Lifetime Data Anal. 2011 Apr;17(2):234-55. doi: 10.1007/s10985-010-9174-9. Epub 2010 Jun 11.
Simple nonparametric estimates of the conditional distribution of a response variable given a covariate are often useful for data exploration purposes or to help with the specification or validation of a parametric or semi-parametric regression model. In this paper we propose such an estimator in the case where the response variable is interval-censored and the covariate is continuous. Our approach consists in adding weights that depend on the covariate value in the self-consistency equation proposed by Turnbull (J R Stat Soc Ser B 38:290-295, 1976), which results in an estimator that is no more difficult to implement than Turnbull's estimator itself. We show the convergence of our algorithm and that our estimator reduces to the generalized Kaplan-Meier estimator (Beran, Nonparametric regression with randomly censored survival data, 1981) when the data are either complete or right-censored. We demonstrate by simulation that the estimator, bootstrap variance estimation and bandwidth selection (by rule of thumb or cross-validation) all perform well in finite samples. We illustrate the method by applying it to a dataset from a study on the incidence of HIV in a group of female sex workers from Kinshasa.

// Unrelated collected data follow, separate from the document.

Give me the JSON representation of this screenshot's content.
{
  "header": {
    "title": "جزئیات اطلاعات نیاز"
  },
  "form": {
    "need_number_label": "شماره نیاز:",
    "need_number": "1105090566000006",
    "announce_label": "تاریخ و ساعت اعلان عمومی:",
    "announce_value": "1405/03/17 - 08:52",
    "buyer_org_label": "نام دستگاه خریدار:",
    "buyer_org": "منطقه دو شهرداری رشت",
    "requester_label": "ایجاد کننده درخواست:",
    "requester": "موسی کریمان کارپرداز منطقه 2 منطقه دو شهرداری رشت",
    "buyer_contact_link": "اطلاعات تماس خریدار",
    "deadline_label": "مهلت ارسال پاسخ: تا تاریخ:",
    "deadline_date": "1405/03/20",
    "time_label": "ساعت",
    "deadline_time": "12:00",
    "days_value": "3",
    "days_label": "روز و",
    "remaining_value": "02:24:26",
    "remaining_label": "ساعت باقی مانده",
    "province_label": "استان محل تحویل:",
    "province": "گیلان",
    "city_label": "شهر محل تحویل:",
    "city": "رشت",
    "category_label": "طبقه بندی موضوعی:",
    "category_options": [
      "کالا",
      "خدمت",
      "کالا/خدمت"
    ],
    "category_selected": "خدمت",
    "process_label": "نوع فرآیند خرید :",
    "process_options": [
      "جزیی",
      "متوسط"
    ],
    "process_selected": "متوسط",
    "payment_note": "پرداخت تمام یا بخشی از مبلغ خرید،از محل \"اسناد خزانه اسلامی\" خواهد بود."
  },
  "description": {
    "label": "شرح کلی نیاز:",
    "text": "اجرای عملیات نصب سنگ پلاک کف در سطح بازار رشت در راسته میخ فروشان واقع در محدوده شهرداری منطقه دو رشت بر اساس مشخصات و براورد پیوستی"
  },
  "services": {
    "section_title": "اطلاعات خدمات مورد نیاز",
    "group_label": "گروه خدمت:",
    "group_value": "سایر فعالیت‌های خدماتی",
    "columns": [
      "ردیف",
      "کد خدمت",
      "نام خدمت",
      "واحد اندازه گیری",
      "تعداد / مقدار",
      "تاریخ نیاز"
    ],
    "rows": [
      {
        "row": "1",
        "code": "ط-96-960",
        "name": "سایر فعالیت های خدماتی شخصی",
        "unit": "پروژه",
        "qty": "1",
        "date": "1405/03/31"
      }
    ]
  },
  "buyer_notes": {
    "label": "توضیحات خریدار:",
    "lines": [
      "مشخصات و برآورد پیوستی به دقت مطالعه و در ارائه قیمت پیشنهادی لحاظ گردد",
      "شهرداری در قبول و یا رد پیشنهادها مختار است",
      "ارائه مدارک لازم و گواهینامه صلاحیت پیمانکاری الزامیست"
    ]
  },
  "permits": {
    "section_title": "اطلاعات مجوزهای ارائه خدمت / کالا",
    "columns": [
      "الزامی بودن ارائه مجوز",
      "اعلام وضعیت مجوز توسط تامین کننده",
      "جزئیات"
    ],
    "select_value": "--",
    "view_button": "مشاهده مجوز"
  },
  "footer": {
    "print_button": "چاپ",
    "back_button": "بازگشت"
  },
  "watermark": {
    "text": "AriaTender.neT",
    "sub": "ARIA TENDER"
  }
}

对于给定协变量的响应变量的条件分布,简单的非参数估计通常有助于数据探索,或有助于参数或半参数回归模型的设定或验证。在本文中,我们针对响应变量为区间删失且协变量为连续变量的情况提出了这样一种估计方法。我们的方法是在Turnbull(《皇家统计学会会刊B辑》38:290 - 295,1976)提出的自一致性方程中加入依赖于协变量值的权重,这使得得到的估计方法在实施难度上并不比Turnbull估计方法本身更大。我们证明了我们算法的收敛性,并且当数据为完全数据或右删失数据时,我们的估计方法简化为广义Kaplan - Meier估计方法(Beran,《具有随机删失生存数据的非参数回归》,1981)。我们通过模拟表明,该估计方法、自助法方差估计和带宽选择(通过经验法则或交叉验证)在有限样本中都表现良好。我们将该方法应用于来自金沙萨一组女性性工作者的艾滋病毒发病率研究数据集,以此对该方法进行说明。